Though Marla expected competition from India, China, and North America, she acknowledges that it was easier to expand the business against the cost of living, salaries, and expectations for motion editors abroad—and that made all the difference to Animation Vertigo’s growth.
“I always think of it as letting my partner clients grow their skill set because they’re now spending their money on the highly skilled and specialized animators who are doing what they want to do in the first place,” she says. It balances out the preference for animation partners to focus on the artistic elements, and Filipino collaborators can take on the more technical side of motion capture technology with passion and focus.
Final thoughts: cutting-edge returns and empowerment
Lastly, Derek commends Marla for bringing something out of the ordinary to typical work in the Philippines. The possibilities for greater prestige and lucrative business opportunities are what the Animation Vertigo team has granted to a new workforce, via motion capture technology. Derek declares it once again as “win-win,” and empowering for people in the Philippines and the Philippine economy.

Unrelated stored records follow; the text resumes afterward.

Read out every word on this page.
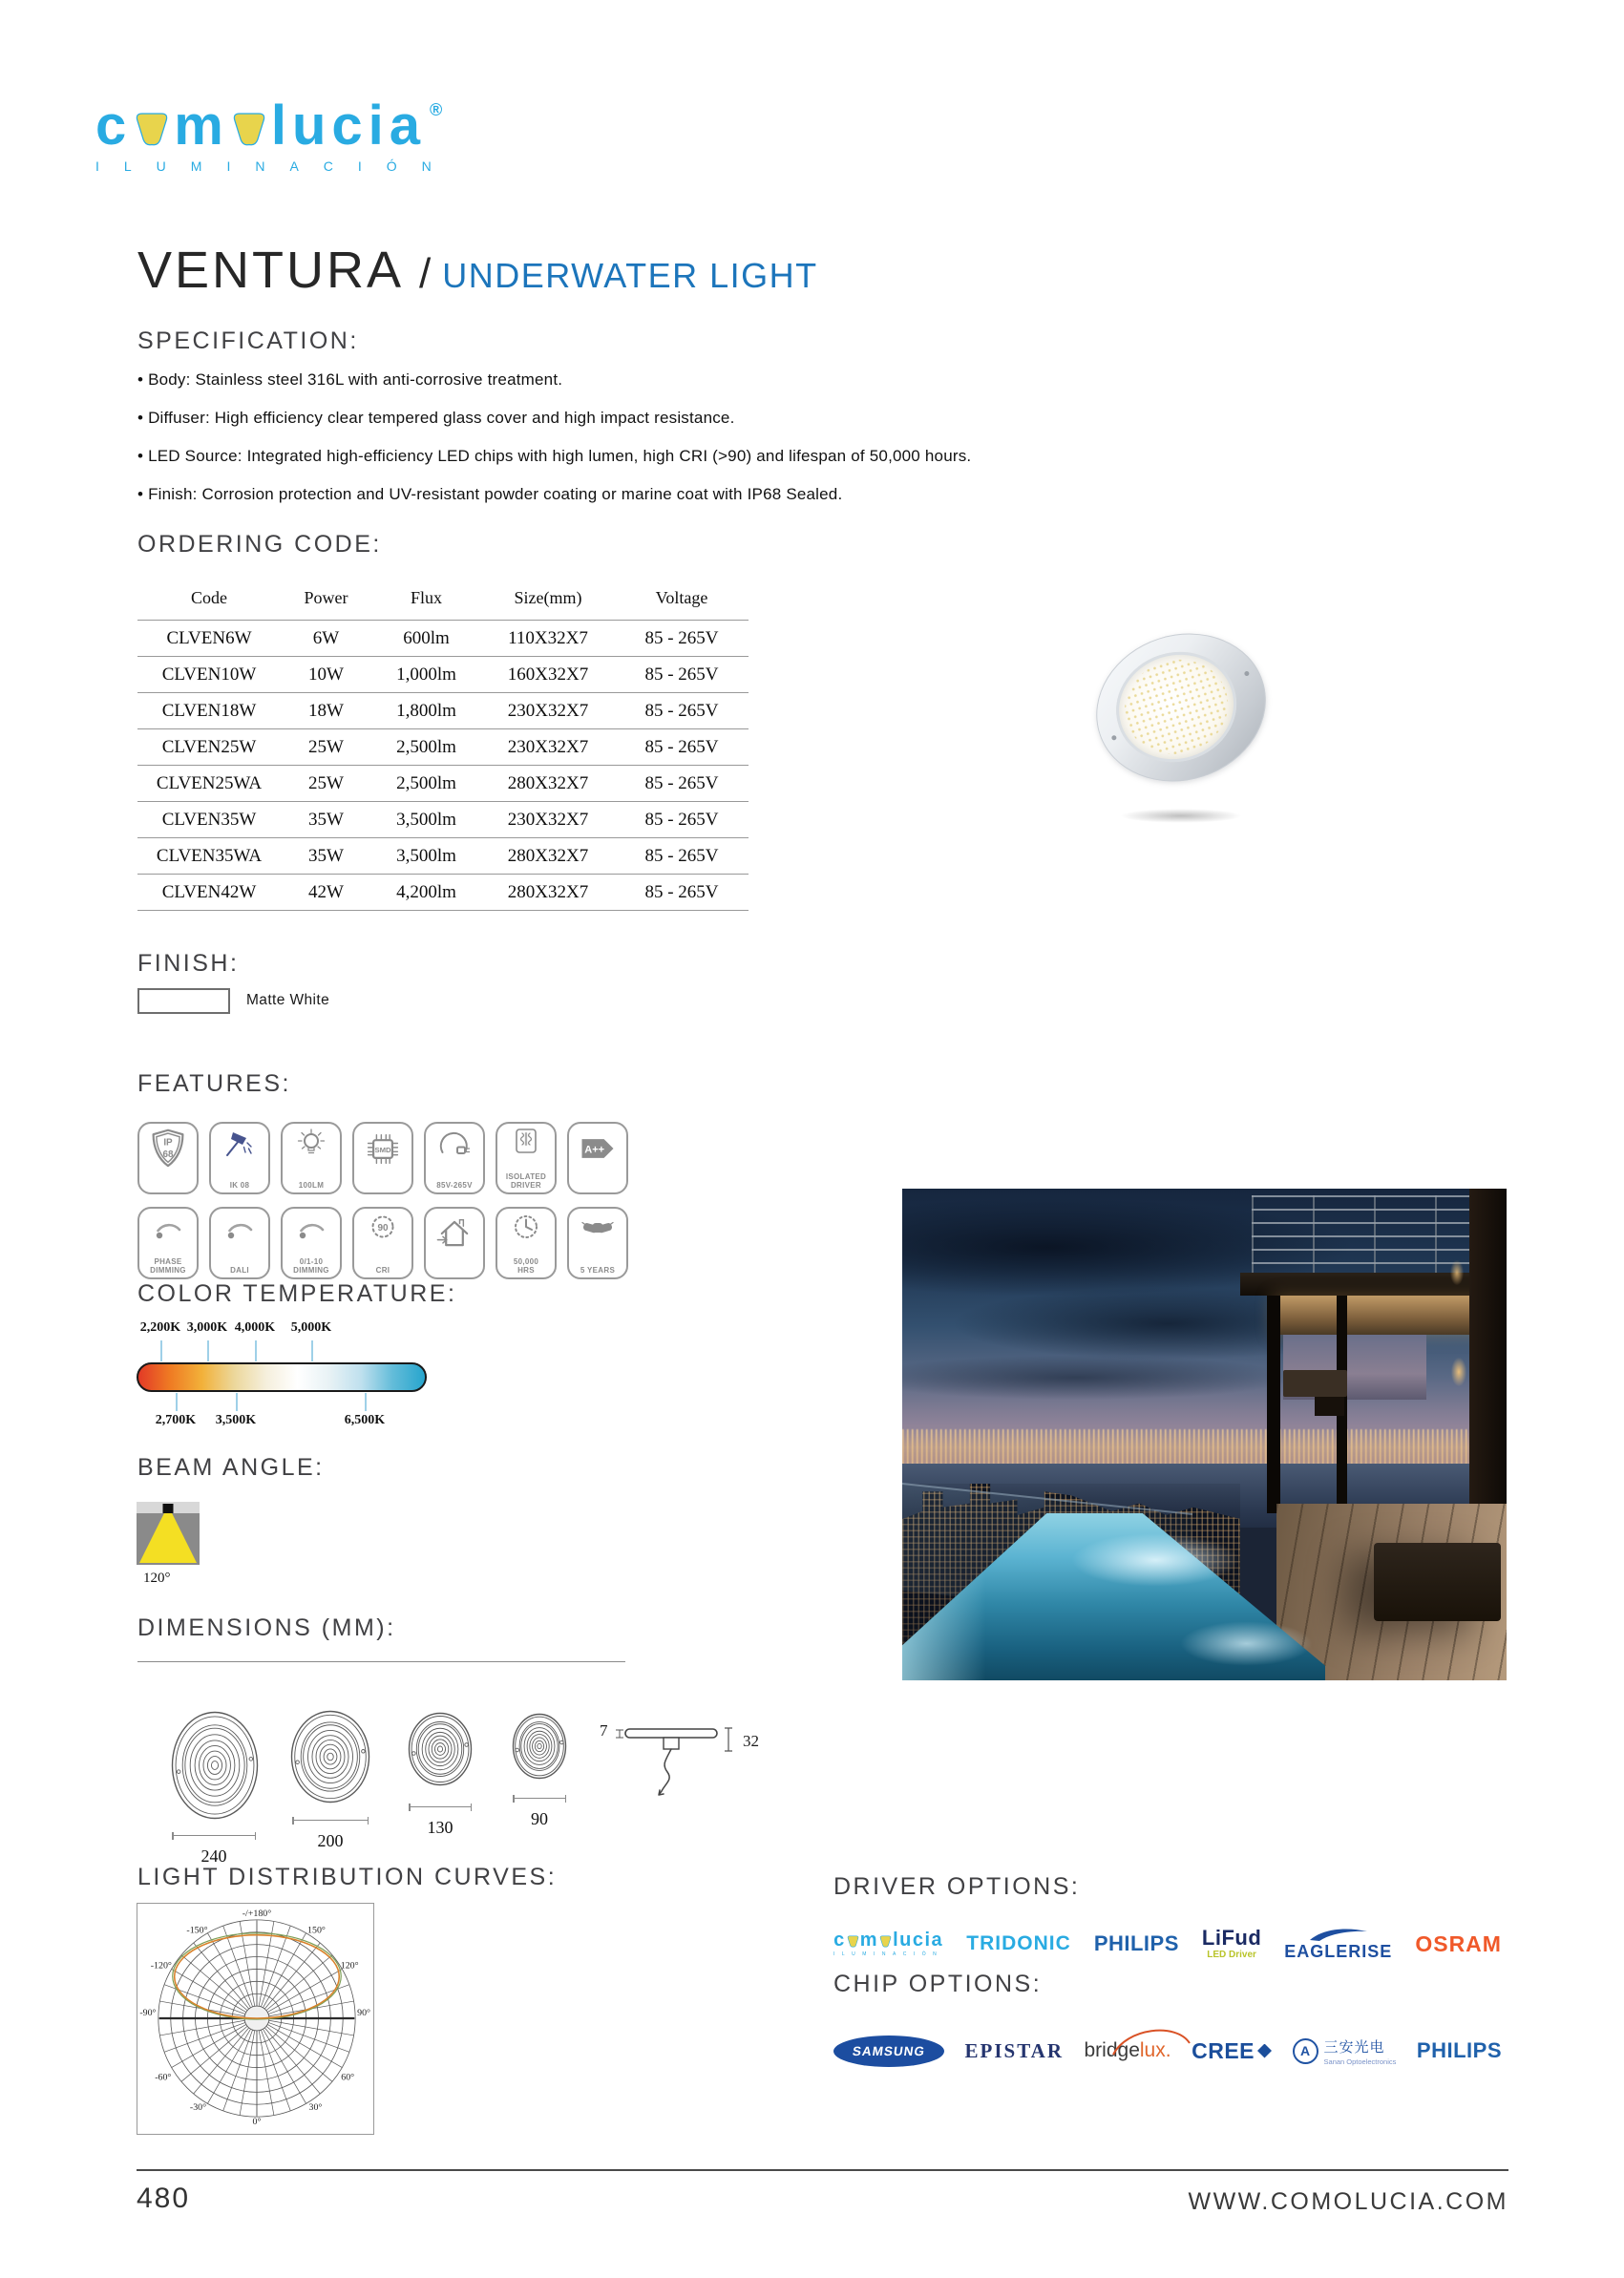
c m lucia ®
ILUMINACIÓN
VENTURA / UNDERWATER LIGHT
SPECIFICATION:
• Body: Stainless steel 316L with anti-corrosive treatment.
• Diffuser: High efficiency clear tempered glass cover and high impact resistance.
• LED Source: Integrated high-efficiency LED chips with high lumen, high CRI (>90) and lifespan of 50,000 hours.
• Finish: Corrosion protection and UV-resistant powder coating or marine coat with IP68 Sealed.
ORDERING CODE:
Code	Power	Flux	Size(mm)	Voltage
CLVEN6W	6W	600lm	110X32X7	85 - 265V
CLVEN10W	10W	1,000lm	160X32X7	85 - 265V
CLVEN18W	18W	1,800lm	230X32X7	85 - 265V
CLVEN25W	25W	2,500lm	230X32X7	85 - 265V
CLVEN25WA	25W	2,500lm	280X32X7	85 - 265V
CLVEN35W	35W	3,500lm	230X32X7	85 - 265V
CLVEN35WA	35W	3,500lm	280X32X7	85 - 265V
CLVEN42W	42W	4,200lm	280X32X7	85 - 265V
FINISH:
Matte White
FEATURES:
IP
68
IK 08	100LM
SMD
85V-265V
ISOLATED
DRIVER
A++
PHASE
DIMMING	DALI
0/1-10
DIMMING
90
CRI
50,000
HRS	5 YEARS
COLOR TEMPERATURE:
2,200K 3,000K 4,000K 5,000K
2,700K 3,500K	6,500K
BEAM ANGLE:
120°
DIMENSIONS (MM):
240
200
130	90
7
32
LIGHT DISTRIBUTION CURVES:
-/+180°
-150°	150°
-120°	120°
-90°	90°
-60°	60°
-30°	30°
0°
DRIVER OPTIONS:
c m lucia
ILUMINACIÓN TRIDONIC PHILIPS LiFud
LED Driver EAGLERISE OSRAM
CHIP OPTIONS:
SAMSUNG EPISTAR bridgelux. CREE	A 三安光电
Sanan Optoelectronics PHILIPS
480	WWW.COMOLUCIA.COM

Marla agrees—and states that her foreign clients now actually want to visit the team that helped them toward the success, giving the Filipino community a huge spot on the map. It’s no wonder because, as she says of their experiences here: “They come over, they enjoy the camaraderie that my guys share with them… Everybody is in it, and everybody is enjoying, and the clients that visited us have nothing but good things to say about the team and their experience here in the Philippines.”